By Norris Chambers

         Clifton and I learned many things that are not taught in elementary school. We were fortunate enough to have a brother and a father (my brother was Clifton’s father) in the auto repair business in a very busy little wide place in the road. Some referred to it as a town, some preferred village but to most folks it was a mess. Its real name was Cross Cut, one of the wildest of the wild oil field towns of the twenties and early thirties. To Clifton and me it was a place to go to school and a place to buy just about anything you had enough money to pay for. Its greatest asset, to us, was the huge junk yard below the hill.   

We were comfortably “lollygagging” behind the garage when I heard Clifton complaining and rubbing his left leg from the ankle to the thigh. “What’s wrong?” I asked. I knew he had a problem.

            “Something is stinging me!” he replied, at the same time pulling the pants leg up as far as it would go. There were five of six big red ants crawling around and apparently searching for a place to sting. A little slapping, brushing and kicking soon removed the intruders, but they apparently left their stings behind.  Clifton was extremely unhappy and was still rubbing his leg vigorously.

            There was no reason for that!” he complained. “I hereby declare war against this den of rogue ants!”

            “He turned to me and continued, “Do you think it is necessary to go through any preliminaries, or do we just jump in and start stomping?” I gave it a moment's thought and said, “A war is a serious thing. I think we need to plan a campaign and be properly prepared when we start fighting. We wouldn't want to lose the war, you know.” he rubbed his leg again and answered, “I guess you're right. Where shall we start?”

            I suggested that we build a new weapon and catch them without a defense. After a quick agreement by the injured party we retired to the blacksmith shop to prepare for war! Like two engineers we sat on the work bench stools and began the first phase of the great war between Clifton and Ant Hill No. 13. We named that group No.13 because that is thought of as an unlucky number and we wished that fate on our enemy. My first suggestion was fight them with electricity. To my mean-thinking mind that meant a Model T ignition coil. A one inch spark from a coil, powered by a six volt battery, would stop a mad bull in its tracks! What would it do to a red ant? Clifton agreed quickly and we got busy. He took a coping saw and began sawing a three-quarter inch board into of pistol. He mounted a switch where the trigger is normally installed and connected it to two small wires. A thin nail was connected to the from of the pistol barrel and a long ignition wire connected to it and emerged from the bottom of the handle, along with the two switch wires from the trigger switch. A little putty and paint made it a beautiful little weapon. The two switch wires connected to a portable battery and the long ignition wire connected to the high voltage connection on a Model T Coil. The two wires connected to the input terminals and were controlled by the trigger. Every time he pulled the trigger on his pistol a long, hot spark jumped from the point of the nail to any item connected to ground.

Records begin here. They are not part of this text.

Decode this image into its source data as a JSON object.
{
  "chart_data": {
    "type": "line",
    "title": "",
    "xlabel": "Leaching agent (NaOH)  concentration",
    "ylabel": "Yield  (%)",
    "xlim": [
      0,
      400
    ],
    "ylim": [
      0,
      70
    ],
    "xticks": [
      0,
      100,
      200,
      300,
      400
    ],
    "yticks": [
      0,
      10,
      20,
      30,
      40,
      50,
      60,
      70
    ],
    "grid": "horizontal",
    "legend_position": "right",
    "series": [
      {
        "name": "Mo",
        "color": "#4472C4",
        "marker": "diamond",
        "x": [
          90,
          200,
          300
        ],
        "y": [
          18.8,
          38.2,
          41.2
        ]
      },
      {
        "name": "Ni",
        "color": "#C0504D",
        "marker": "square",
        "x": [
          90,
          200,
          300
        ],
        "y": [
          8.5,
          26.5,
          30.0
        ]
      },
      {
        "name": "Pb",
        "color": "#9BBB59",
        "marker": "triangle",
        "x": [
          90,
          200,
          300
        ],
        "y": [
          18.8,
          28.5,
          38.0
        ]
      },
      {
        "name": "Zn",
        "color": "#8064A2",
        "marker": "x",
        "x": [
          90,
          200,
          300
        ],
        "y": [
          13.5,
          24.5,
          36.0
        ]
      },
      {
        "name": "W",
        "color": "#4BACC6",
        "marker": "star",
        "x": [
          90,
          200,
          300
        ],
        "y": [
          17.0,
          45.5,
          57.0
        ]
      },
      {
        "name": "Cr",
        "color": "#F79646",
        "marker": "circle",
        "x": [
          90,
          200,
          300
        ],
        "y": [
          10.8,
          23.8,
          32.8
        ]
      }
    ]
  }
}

            He approached the ant trail and shot one of the busy workers with his new weapon. If any of the ant could be found, it was definitely dead! The trail was not busy at this time so waiting for an ant to zap was a slow process that might become boring. This prompted an idea for my weapon. I decided to   try a simple process. I took a length of the ignition wire and after peeling about five inches of insulation off the end I mounted it between two wooden supports directly across the trail. I adjusted the height so an ant passing beneath would furnish a ground for the high voltage. If this system worked properly I would not have to press a switch to get an ant! Two ants approached and ignored the obstruction. As they walked beneath the electric arc there were two sharp cracks and two more ants disappeared.

            As the afternoon progressed the ant traffic increased. I had zapped hundreds on my trail and I knew that Clifton had accounted for many with his electric pistol. I asked Clifton if he were about ready to postpone the battle until another day. He agreed and said that he was well pleased with the way the war was going. “I haven't received another sting.” he said. “The new weapons work well. We can probably win the war in a short time if something doesn't change!” Clifton disconnected his gun from the battery and coil and prepared to leave the battlefield. I started toward the battery and coil to disconnect my equipment. Just as I reached for the clip I saw Clifton fall forward on his face and start using some unacceptable language as he struggled to regain his standing posture.

            Clifton had stumbled across my execution wire just before I disconnected the equipment. I tried to apologize but he was too upset to hear me. Maybe we just weren't meant to be soldiers.